When Massive Data Never becomes Big Data
The recent PRACE Days conference in Barcelona provided powerful reminders that massive data doesn't always become big data — mainly because moving and storing massive data can cost massive money. PRACE is the Partnership for Advanced Computing in Europe, and the 2014 conference was the first to bring together scientific and industrial users of PRACE supercomputers located in major European nations.
Tom Lange of Procter & Gamble, which has used high performance computer (HPC) systems to help design consumer products including Pampers diapers and Pringles potato chips, said that although P&G manufactures billions of Pampers a year and they all have data sensors affixed to them, all this data is deleted once the diapers exit the manufacturing line. "P&G doesn't have any big data," he stated, explaining that "businesses typically won't pay for storing data that doesn't make them money." Someone has to make the economic argument for storing data, especially when it comes in petabyte-size chunks.
This revelation sparked a lively discussion on who gets to decide which data gets saved when the future value of the data isn't known. For businesses like P&G, the decision process is clear: if no one steps forward to pay for storage, the data probably won't be saved. For massive data collected by governments, decisions can be more serendipitous and comprehensive policies are often lacking today.
Because the HPC community confronts very massive data, much of it meeting the "four Vs" definitional criteria for big data (volume, variety, velocity, and value), leading HPC users are already wrestling with issues that may not affect mainstream IT markets for a while. In addition:
- The Large Hadron Collider at CERN generates 1 PB of data per second when it's operating and the upcoming Square Kilometer Array telescope will disgorge 1 EB of data (1,000 PB) per day. In both cases, only a small fraction of the data will be stored. Storing it all would break the budget.
- China's Internet-of-Things initiative is targeting a 10,000-fold data reduction to avoid having to confront 100ZB of data from home sensors alone by 2030. A major strategy of the effort, spearheaded by the Chinese Academy of Sciences, is to create a single mega-sensor that will do the work of the 40-50 device sensors that would otherwise be expected to inhabit the average Chinese home at that time.
- The HPC community has already figured out how to exploit the benefits of Hadoop while evading Hadoop's requirement to store three copies of data. The workaround is to decouple Hadoop from the Hadoop Distributed File System (HDFS) and attach it instead to a fully POSIX-compliant parallel file system.
Storage is not the only daunting expense associated with massive data. Moving data can also be very costly. Technical experts say that a single computation typically requires 1 picojoule of energy, but moving the results of the computation may cost as much as 100 picojoules. At an average $1 million per megawatt, skyrocketing energy costs have become the number two issue in the worldwide HPC community, right after the perennial desire for bigger budgets. Hence, curtailing data movement is a bulls-eye target for cost-conscious HPC users in government, academia, and industry.

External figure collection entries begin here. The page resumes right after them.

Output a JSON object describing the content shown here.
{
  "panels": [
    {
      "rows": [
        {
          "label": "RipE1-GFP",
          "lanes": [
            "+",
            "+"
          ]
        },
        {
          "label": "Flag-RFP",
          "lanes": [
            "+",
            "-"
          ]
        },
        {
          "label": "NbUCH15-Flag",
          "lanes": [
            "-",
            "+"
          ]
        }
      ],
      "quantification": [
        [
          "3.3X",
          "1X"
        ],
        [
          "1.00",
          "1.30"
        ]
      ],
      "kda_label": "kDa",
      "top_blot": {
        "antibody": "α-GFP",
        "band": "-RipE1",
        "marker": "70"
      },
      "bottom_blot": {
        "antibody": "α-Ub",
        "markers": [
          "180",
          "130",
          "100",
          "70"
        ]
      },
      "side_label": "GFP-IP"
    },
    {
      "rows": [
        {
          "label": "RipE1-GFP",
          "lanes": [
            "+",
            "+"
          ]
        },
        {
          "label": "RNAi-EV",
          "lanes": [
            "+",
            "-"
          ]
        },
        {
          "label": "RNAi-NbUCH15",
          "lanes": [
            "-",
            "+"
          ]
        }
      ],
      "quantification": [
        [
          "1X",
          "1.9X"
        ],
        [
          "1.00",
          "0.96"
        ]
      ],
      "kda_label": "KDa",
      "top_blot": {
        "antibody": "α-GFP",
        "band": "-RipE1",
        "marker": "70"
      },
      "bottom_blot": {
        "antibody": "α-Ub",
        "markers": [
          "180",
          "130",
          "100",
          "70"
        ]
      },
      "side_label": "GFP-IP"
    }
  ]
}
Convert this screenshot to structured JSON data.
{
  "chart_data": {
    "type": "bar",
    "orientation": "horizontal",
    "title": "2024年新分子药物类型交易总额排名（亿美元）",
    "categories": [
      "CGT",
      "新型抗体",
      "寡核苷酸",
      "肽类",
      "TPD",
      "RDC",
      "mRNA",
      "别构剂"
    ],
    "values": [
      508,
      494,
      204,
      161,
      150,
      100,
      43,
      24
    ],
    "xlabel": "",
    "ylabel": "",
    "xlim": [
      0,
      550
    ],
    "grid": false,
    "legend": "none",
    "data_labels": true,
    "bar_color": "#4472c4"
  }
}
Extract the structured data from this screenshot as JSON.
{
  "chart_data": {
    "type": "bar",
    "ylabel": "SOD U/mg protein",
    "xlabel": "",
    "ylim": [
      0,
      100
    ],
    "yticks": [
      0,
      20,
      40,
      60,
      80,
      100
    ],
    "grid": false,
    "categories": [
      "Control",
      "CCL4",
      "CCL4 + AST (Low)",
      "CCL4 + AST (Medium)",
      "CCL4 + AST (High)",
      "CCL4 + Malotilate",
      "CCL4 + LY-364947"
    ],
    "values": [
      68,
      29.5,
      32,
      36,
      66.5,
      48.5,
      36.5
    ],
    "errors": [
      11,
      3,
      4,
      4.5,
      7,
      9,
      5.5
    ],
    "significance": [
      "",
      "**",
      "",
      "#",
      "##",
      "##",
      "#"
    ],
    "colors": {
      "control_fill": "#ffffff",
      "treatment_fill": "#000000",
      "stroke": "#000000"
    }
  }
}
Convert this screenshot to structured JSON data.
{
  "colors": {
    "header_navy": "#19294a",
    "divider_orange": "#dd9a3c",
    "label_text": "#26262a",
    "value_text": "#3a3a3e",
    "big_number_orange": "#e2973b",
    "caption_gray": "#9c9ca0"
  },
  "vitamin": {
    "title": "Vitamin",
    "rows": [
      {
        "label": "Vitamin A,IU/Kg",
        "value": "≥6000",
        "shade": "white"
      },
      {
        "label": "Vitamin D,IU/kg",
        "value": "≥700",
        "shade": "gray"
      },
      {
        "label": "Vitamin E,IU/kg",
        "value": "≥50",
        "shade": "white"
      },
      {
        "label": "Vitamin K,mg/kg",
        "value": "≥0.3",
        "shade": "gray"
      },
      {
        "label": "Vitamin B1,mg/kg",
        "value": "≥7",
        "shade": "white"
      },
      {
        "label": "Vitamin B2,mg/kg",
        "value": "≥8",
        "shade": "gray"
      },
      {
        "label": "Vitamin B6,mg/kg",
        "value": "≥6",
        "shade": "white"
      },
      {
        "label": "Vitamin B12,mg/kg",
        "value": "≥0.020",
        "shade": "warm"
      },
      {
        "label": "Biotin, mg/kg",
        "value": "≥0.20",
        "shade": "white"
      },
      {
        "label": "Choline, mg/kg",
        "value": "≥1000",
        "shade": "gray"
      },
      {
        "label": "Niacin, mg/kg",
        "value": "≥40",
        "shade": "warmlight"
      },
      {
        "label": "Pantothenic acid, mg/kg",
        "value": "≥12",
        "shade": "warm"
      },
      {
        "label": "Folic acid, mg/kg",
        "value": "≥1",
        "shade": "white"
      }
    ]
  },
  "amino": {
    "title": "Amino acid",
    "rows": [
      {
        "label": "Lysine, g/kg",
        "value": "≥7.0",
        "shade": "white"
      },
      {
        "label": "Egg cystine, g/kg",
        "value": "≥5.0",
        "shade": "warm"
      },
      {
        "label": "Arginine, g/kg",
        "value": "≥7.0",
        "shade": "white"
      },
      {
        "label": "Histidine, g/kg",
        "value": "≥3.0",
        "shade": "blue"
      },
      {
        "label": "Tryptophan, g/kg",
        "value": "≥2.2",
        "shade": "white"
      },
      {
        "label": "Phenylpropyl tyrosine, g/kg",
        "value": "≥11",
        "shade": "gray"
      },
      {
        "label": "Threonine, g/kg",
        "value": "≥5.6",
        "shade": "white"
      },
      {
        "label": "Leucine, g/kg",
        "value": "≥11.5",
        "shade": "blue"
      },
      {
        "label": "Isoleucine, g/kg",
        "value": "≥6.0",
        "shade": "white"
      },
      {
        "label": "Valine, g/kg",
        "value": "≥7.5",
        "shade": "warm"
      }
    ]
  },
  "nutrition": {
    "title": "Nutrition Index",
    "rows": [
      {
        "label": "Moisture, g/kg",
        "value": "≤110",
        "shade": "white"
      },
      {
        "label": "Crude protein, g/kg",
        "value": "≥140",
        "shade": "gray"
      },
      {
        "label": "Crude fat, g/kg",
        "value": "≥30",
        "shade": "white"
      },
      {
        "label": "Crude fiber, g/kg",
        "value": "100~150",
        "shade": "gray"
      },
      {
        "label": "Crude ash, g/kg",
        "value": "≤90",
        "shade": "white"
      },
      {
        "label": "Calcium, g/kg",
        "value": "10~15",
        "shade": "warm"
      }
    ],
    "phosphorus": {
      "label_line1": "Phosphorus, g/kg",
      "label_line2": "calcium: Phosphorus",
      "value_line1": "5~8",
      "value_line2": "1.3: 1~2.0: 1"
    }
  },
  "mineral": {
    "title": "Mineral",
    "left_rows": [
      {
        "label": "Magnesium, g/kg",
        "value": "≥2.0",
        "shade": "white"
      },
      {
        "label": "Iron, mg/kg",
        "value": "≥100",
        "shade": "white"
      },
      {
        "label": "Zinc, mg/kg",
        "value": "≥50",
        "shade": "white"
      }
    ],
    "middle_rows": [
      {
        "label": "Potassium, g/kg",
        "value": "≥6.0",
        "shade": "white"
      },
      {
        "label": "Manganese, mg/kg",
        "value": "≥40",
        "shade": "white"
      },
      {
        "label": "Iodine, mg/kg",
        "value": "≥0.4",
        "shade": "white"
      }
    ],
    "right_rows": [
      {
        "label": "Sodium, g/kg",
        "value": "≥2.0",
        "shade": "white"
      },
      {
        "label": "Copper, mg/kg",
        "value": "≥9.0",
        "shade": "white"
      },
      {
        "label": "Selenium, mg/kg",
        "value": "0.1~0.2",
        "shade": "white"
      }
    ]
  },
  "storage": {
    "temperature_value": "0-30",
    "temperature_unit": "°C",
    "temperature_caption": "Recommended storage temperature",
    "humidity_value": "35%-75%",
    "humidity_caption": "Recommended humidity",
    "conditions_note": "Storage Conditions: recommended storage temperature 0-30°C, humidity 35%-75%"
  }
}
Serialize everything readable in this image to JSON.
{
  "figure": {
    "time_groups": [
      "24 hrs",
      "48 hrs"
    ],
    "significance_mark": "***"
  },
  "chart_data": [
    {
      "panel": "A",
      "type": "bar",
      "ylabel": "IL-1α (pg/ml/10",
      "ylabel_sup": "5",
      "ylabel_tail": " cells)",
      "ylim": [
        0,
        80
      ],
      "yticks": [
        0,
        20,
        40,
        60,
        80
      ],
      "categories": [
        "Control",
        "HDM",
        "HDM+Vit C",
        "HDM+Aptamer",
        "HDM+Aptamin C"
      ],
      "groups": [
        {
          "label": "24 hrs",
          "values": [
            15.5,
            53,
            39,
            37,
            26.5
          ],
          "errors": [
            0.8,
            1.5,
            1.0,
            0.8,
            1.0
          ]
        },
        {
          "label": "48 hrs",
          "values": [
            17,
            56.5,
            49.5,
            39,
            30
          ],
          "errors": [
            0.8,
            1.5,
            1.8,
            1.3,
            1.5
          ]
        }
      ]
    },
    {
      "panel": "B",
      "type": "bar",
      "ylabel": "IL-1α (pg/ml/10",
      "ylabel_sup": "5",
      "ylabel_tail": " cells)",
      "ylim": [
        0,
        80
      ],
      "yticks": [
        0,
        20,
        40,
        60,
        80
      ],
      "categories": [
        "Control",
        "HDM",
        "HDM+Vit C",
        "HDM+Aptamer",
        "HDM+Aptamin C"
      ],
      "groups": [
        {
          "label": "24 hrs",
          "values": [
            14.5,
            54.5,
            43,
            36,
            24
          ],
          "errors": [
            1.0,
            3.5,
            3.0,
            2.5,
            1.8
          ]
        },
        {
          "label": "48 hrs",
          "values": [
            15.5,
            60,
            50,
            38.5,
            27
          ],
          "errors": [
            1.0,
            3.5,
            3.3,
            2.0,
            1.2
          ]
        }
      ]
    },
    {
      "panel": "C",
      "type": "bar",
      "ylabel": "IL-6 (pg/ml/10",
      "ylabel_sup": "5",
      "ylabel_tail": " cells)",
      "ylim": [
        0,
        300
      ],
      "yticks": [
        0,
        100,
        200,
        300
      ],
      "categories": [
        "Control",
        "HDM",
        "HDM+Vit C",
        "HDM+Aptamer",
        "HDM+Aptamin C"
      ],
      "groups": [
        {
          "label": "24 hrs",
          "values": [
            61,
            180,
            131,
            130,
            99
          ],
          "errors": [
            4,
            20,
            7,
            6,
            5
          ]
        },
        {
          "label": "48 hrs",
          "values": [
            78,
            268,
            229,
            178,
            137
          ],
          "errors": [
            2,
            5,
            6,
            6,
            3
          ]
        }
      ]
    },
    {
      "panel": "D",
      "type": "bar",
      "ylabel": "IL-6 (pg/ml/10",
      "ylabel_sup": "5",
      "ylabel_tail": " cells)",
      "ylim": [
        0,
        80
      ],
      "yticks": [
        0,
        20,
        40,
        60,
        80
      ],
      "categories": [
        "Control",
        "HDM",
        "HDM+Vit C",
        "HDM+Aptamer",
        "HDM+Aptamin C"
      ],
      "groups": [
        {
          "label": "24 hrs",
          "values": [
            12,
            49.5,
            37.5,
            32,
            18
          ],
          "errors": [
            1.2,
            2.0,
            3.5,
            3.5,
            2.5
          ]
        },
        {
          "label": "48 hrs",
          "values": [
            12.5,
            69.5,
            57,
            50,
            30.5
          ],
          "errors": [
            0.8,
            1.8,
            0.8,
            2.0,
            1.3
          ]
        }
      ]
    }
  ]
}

The HPC community was arguably the original home of big data and still operates at the leading edge of many big data developments, but costs for data movement and storage will continue to act as a brake on the growth of HPC big data. Even with this partial brake, IDC forecasts that the server market for high performance data analysis (big data using HPC) will grow rapidly (23.5% CAGR) to reach $2.7 billion in 2018 and the related storage market will expand to about $1.6 billion in the same year.
Steve Conway is Research VP, IDC High Performance Computing Group.